In the Spring thaw of 2013, the Fight or Flight crew went on the hunt for the elusive white whale, MOBY DICK. FoF co-artistic director Steven Cole Hughes spent the prior year cramming the Herman Melville’s giant novel into 90-ish page script for 8 actors utilizing the company’s aerial skills.
We started at our studio in Williamsburg, Brooklyn, where in true Fight or Flight fashion we spent a week working on two scenes that were eventually cut from the script.
Next, we headed West to Jackson Hole, WY, where Off Square Theatre had invited us to do a
reading of MOBY DICK as part of their “Season of Literacy.”
Without the facilities to work on trapeze-y aerial stuff at Off Square, we focused on the script and the original sea shanties composed by resident composer Nathan Cohen (FoF’s Richard II). Shanties like the one below:
At Off Square, the role of Captain Ahab was played by Obie Award-winning actor/playwright/director/clown Bob Berky. He was joined by FoF co-artistic director John Behlmann as Starbuck, and our old friend from the National Theatre Conservatory Jason Henning, as Ishmael. The rest of the cast included the third FoF co-artistic director Eileen Little, Sam Corey (FoF’s Henry V), and Jackson Hole locals John Byrne Cooke, Luis Guerrero, Traci Mears and Nick Staron.
After the reading in Wyoming, we headed to our old stomping grounds – Denver, CO. With the gracious support of the Denver Center Theatre Company and the Denver Center Theatre Academy, we rehearsed for several days in one of the best-equipped low-flying trapeze studios anywhere, in preparation for another public reading.

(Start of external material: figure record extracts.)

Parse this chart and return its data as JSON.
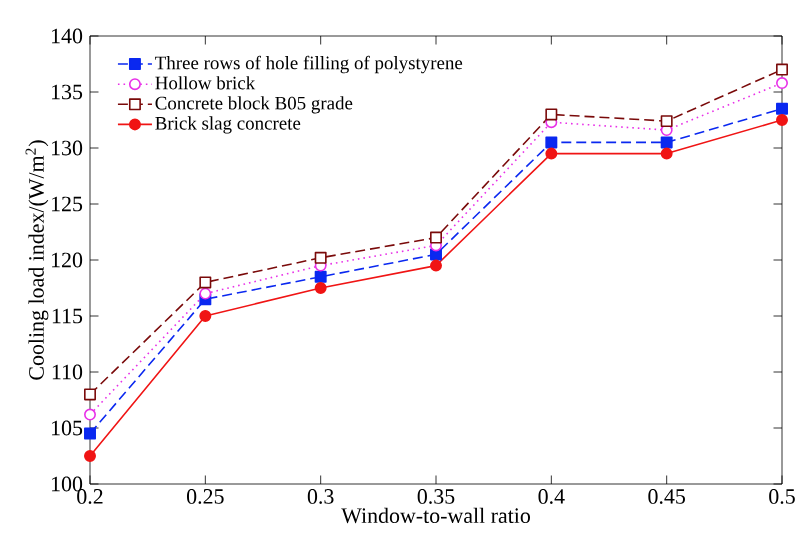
{
  "chart_data": {
    "type": "line",
    "xlabel": "Window-to-wall ratio",
    "ylabel": "Cooling load index/(W/m$^{2}$)",
    "x": [
      0.2,
      0.25,
      0.3,
      0.35,
      0.4,
      0.45,
      0.5
    ],
    "xlim": [
      0.2,
      0.5
    ],
    "xticks": [
      0.2,
      0.25,
      0.3,
      0.35,
      0.4,
      0.45,
      0.5
    ],
    "ylim": [
      100,
      140
    ],
    "yticks": [
      100,
      105,
      110,
      115,
      120,
      125,
      130,
      135,
      140
    ],
    "grid": false,
    "legend": "top left",
    "series": [
      {
        "name": "Three rows of hole filling of polystyrene",
        "color": "#0a28f0",
        "marker": "square",
        "line_style": "dashed",
        "values": [
          104.5,
          116.5,
          118.5,
          120.5,
          130.5,
          130.5,
          133.5
        ]
      },
      {
        "name": "Hollow brick",
        "color": "#e830e8",
        "marker": "circle",
        "line_style": "dotted",
        "values": [
          106.2,
          117,
          119.5,
          121.3,
          132.3,
          131.6,
          135.8
        ]
      },
      {
        "name": "Concrete block B05 grade",
        "color": "#7a0a0a",
        "marker": "square",
        "line_style": "dashed",
        "values": [
          108,
          118,
          120.2,
          122,
          133,
          132.4,
          137
        ]
      },
      {
        "name": "Brick slag concrete",
        "color": "#f01414",
        "marker": "circle",
        "line_style": "solid",
        "values": [
          102.5,
          115,
          117.5,
          119.5,
          129.5,
          129.5,
          132.5
        ]
      }
    ]
  }
}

In Denver, the role of Ahab was undertaken by old salt (and cast member of Steven Spielberg’s Lincoln) John Hutton. With Behlmann, Henning and Little reprising their roles, the rest of the dream cast was rounded out by FoF veterans Khris Lewin and Richard Thieriot, and newcomers Lawrence Curry and Justin Walvoord.
And thus, after many miles and different states and private workshops and public readings, the crew of Fight or Flight continues the hunt for MOBY DICK. He tasks us; he heaps us. We’ll chase him round Good Hope and round the Horn and round perdition’s flames before we give him up. And what about you, dear Theatrical Producer? Wilt thou not chase the White Whale? Art thou game for Moby Dick?